Information on weather
Although Mt. Kilimanjaro can be climbed at any time of year, January, February and September are considered the best months. July, August, November, and December are also good months. During the rainy period of March to May, clouds tend to pile up and over the summit, dropping snow on top and rain at the base. Visibility can be limited by cloud cover even when no rain falls. The temperature at this time of year is relatively warm. The dry season, beginning in late June and extending through July, can be very cold at night; but is usually clear. August and September are also cool and may have completely clear days — however, it is not unusual for a dripping cloud belt to girdle the mountain above the forest and moorland The summit can be totally clear, but the successful climber may look down on a vast sea of clouds with distant mountain peaks poking through like islands.
The shorter rainy period of October to December often has thunderstorms that pass over the mountain, dropping rain as they go. Typically, the clouds disappear in the evening; so the nights and mornings are clear with excellent visibility. January and February are usually dry, warm, and clear with brief showers that make for good climbing conditions Information on gratuities Many travellers view tipping as a difficult subject, though this need not be the case.
The first thing to remember is that tipping is not compulsory, nor are there any fixed amounts. The bottom line in determining whether and how much to tip is to ask yourself how much the individual did to make your travels more enjoyable. It is with this in mind that we offer the following suggestion. On a climb of Mt. Kilimanjaro, many travellers choose to tip their guides and porters and the following amounts are suggested:
Head Guide: US-$70 to US-$120 for the entire trip
Assistant Guide: US-$50-80 for the entire trip
Porters (per porter): US-$20-US-$30 for the entire trip
PLEASE NOTE that your gratuity should be presented at the end of the climb and should be given to the head guide, who will distribute it amongst those who have assisted you during the climb. Information on food and drinks On most days of the climb, camp breakfasts are served at approximately 6:00 AM. Breakfast is usually a hearty meal consisting of porridge, fruit, hard-boiled eggs, and toast with jam.

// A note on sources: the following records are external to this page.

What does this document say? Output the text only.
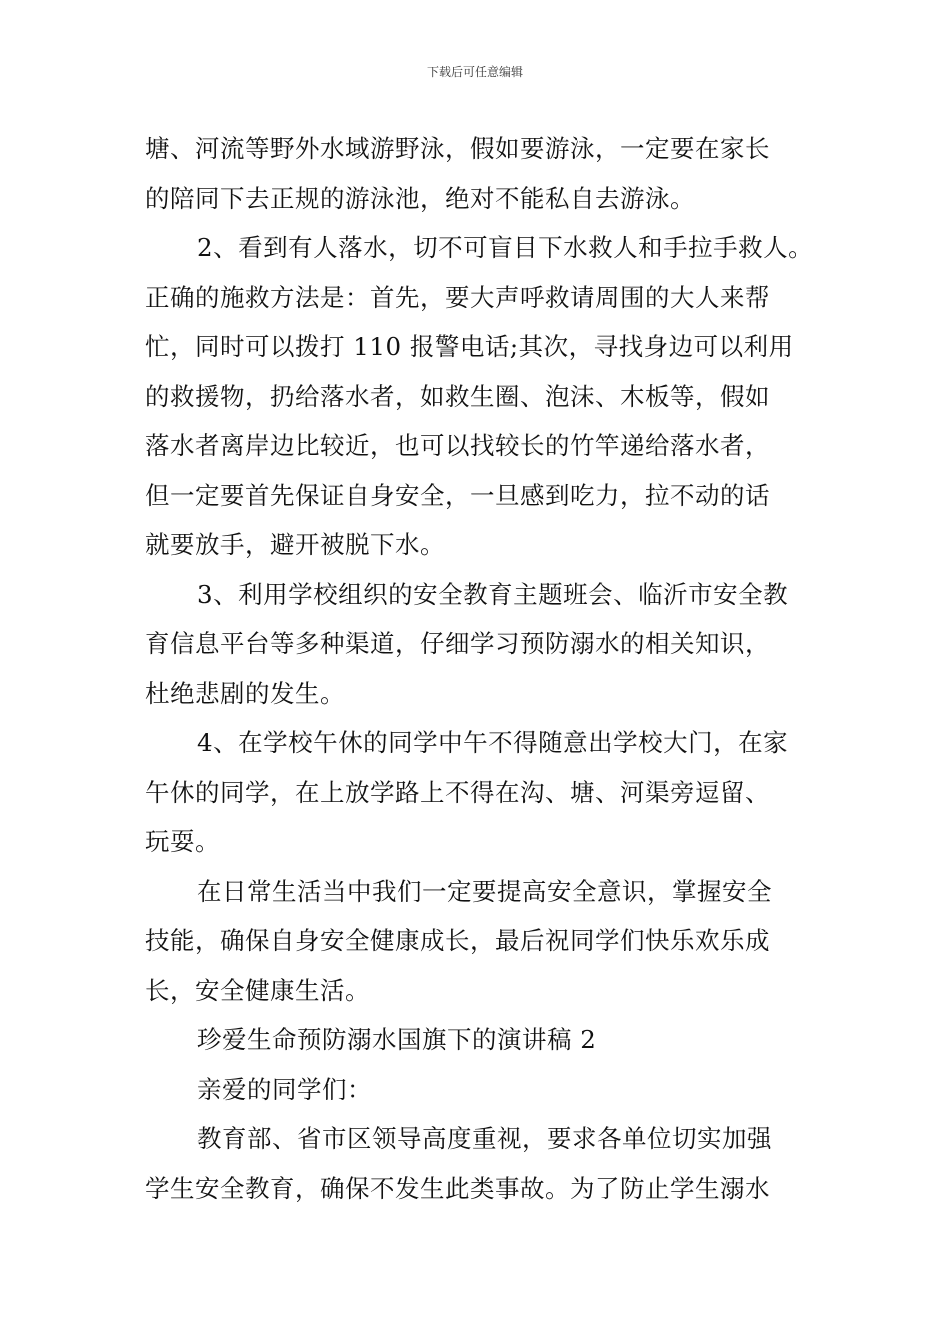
下载后可任意编辑
塘、河流等野外水域游野泳，假如要游泳，一定要在家长
的陪同下去正规的游泳池，绝对不能私自去游泳。
2、看到有人落水，切不可盲目下水救人和手拉手救人。
正确的施救方法是：首先，要大声呼救请周围的大人来帮
忙，同时可以拨打 110 报警电话;其次，寻找身边可以利用
的救援物，扔给落水者，如救生圈、泡沫、木板等，假如
落水者离岸边比较近，也可以找较长的竹竿递给落水者，
但一定要首先保证自身安全，一旦感到吃力，拉不动的话
就要放手，避开被脱下水。
3、利用学校组织的安全教育主题班会、临沂市安全教
育信息平台等多种渠道，仔细学习预防溺水的相关知识，
杜绝悲剧的发生。
4、在学校午休的同学中午不得随意出学校大门，在家
午休的同学，在上放学路上不得在沟、塘、河渠旁逗留、
玩耍。
在日常生活当中我们一定要提高安全意识，掌握安全
技能，确保自身安全健康成长，最后祝同学们快乐欢乐成
长，安全健康生活。
珍爱生命预防溺水国旗下的演讲稿 2
亲爱的同学们：
教育部、省市区领导高度重视，要求各单位切实加强
学生安全教育，确保不发生此类事故。为了防止学生溺水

Lunches generally consist of sandwiches and fruit; occasionally soup may be served as well. Tea and biscuits or cake are served on arrival in camp at the end of the day’s climb.
Dinner, which is served in the early evening, usually consists of soup, meat, potatoes, a vegetable, and fruit. At all stages of the Mount Kilimanjaro climb, it is important to drink as much liquid (water and tea) as possible to help your body acclimatise Mount Kilimanjaro conditions.